Ingredients
260g all purpose flour
52g sugar
4tbsp baking powder
1/2 tsp salt
1 Large egg
360ml milk
56g butter, melted and slightly coated
2tsp vanilla
RECIPE FOR VEGAN PANCAKES
300g flour
4 tablespoons of castor sugar
5 tablespoons baking powder
400 mls oat/almond milk
1 tablespoon oil
1 teaspoon salt
4 drops of vanilla extract
Method
1. Combine the flour, sugar, baking powder and salt in a large bowl
2. In another bowl mix the egg, milk, butter and vanilla. Then slowly add the dry ingredients
3. Mix well but still make sure the batter is slightly lumpy, this means it has not been over mixed
4. Place a pan on a medium heat and melt small knobs of butter before adding the batter.
5. Pour the thick batter into the pan and cook on one side until bubbles appear ( this means its ready to flip)

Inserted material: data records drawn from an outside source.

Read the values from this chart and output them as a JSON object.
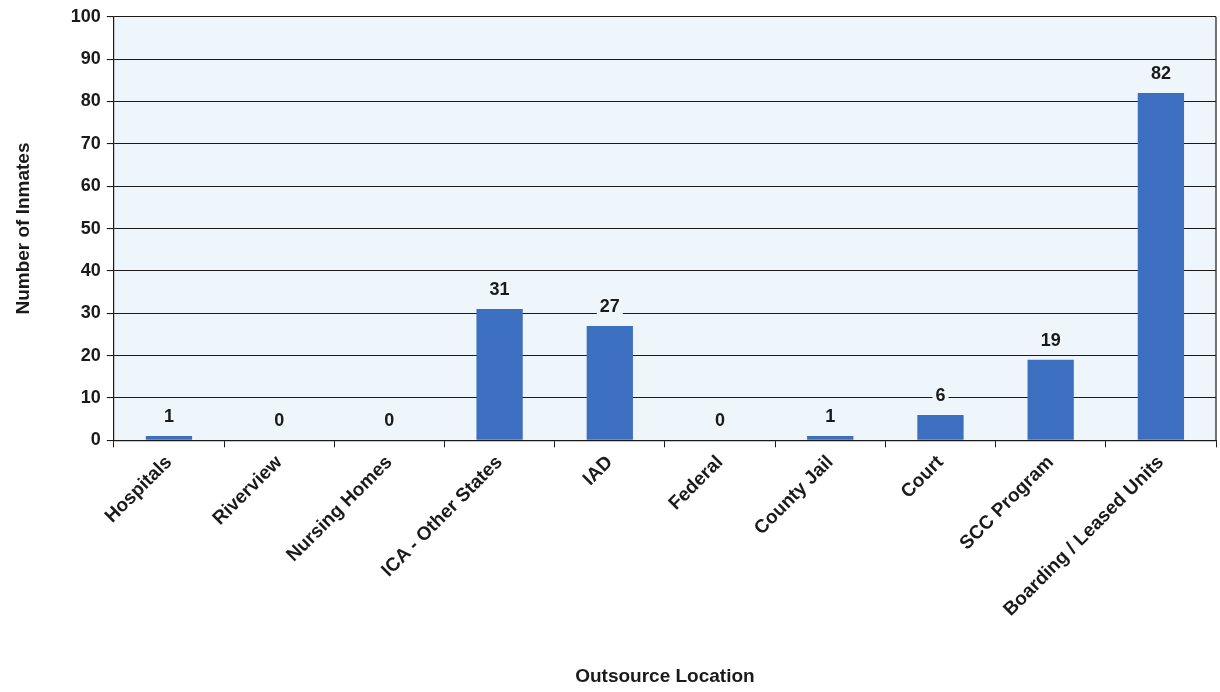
{
  "chart_data": {
    "type": "bar",
    "xlabel": "Outsource Location",
    "ylabel": "Number of Inmates",
    "categories": [
      "Hospitals",
      "Riverview",
      "Nursing Homes",
      "ICA - Other States",
      "IAD",
      "Federal",
      "County Jail",
      "Court",
      "SCC Program",
      "Boarding / Leased Units"
    ],
    "values": [
      1,
      0,
      0,
      31,
      27,
      0,
      1,
      6,
      19,
      82
    ],
    "color": "#3d6fc1",
    "ylim": [
      0,
      100
    ],
    "yticks": [
      0,
      10,
      20,
      30,
      40,
      50,
      60,
      70,
      80,
      90,
      100
    ],
    "grid": "y",
    "data_labels": true
  }
}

6. Serve with toppings of your choice, and enjoy!
METHOD FOR VEGAN PANCAKES
1. Add the flour, baking powder, salt, and caster sugar into a large bowl. In a separate bowl or jug, lightly whisk together the vegetable based milk vanilla extract and oil, slowly add the milk to flour mixture until a thick batter is formed.

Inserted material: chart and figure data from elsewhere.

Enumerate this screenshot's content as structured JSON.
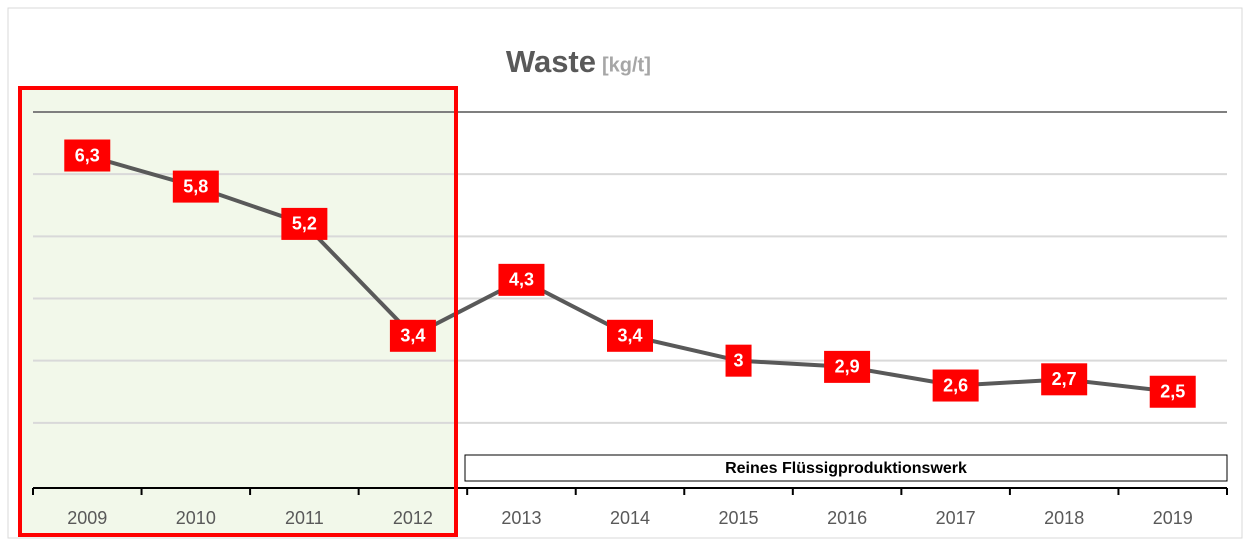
{
  "chart_data": {
    "type": "line",
    "title": "Waste",
    "unit": "[kg/t]",
    "categories": [
      "2009",
      "2010",
      "2011",
      "2012",
      "2013",
      "2014",
      "2015",
      "2016",
      "2017",
      "2018",
      "2019"
    ],
    "values": [
      6.3,
      5.8,
      5.2,
      3.4,
      4.3,
      3.4,
      3,
      2.9,
      2.6,
      2.7,
      2.5
    ],
    "value_labels": [
      "6,3",
      "5,8",
      "5,2",
      "3,4",
      "4,3",
      "3,4",
      "3",
      "2,9",
      "2,6",
      "2,7",
      "2,5"
    ],
    "color": "#595959",
    "label_color": "#ff0000",
    "ylim": [
      1,
      7
    ],
    "yticks": [
      1,
      2,
      3,
      4,
      5,
      6,
      7
    ],
    "grid": true,
    "annotations": [
      "Reines Flüssigproduktionswerk"
    ]
  }
}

2.Add a little oil to a hot pan, add a ladle of batter (or two if your frying pan is big enough to cook two pancakes at the same time). It will seem very thick but this is how it should be. Wait until the top of the pancake begins to bubble, then turn it over and cook until both sides are golden brown and the pancake has risen to about 1cm/½in thick.
3.Repeat until all the batter is used up. You can keep the pancakes warm in a low oven, but they taste best fresh out the pan.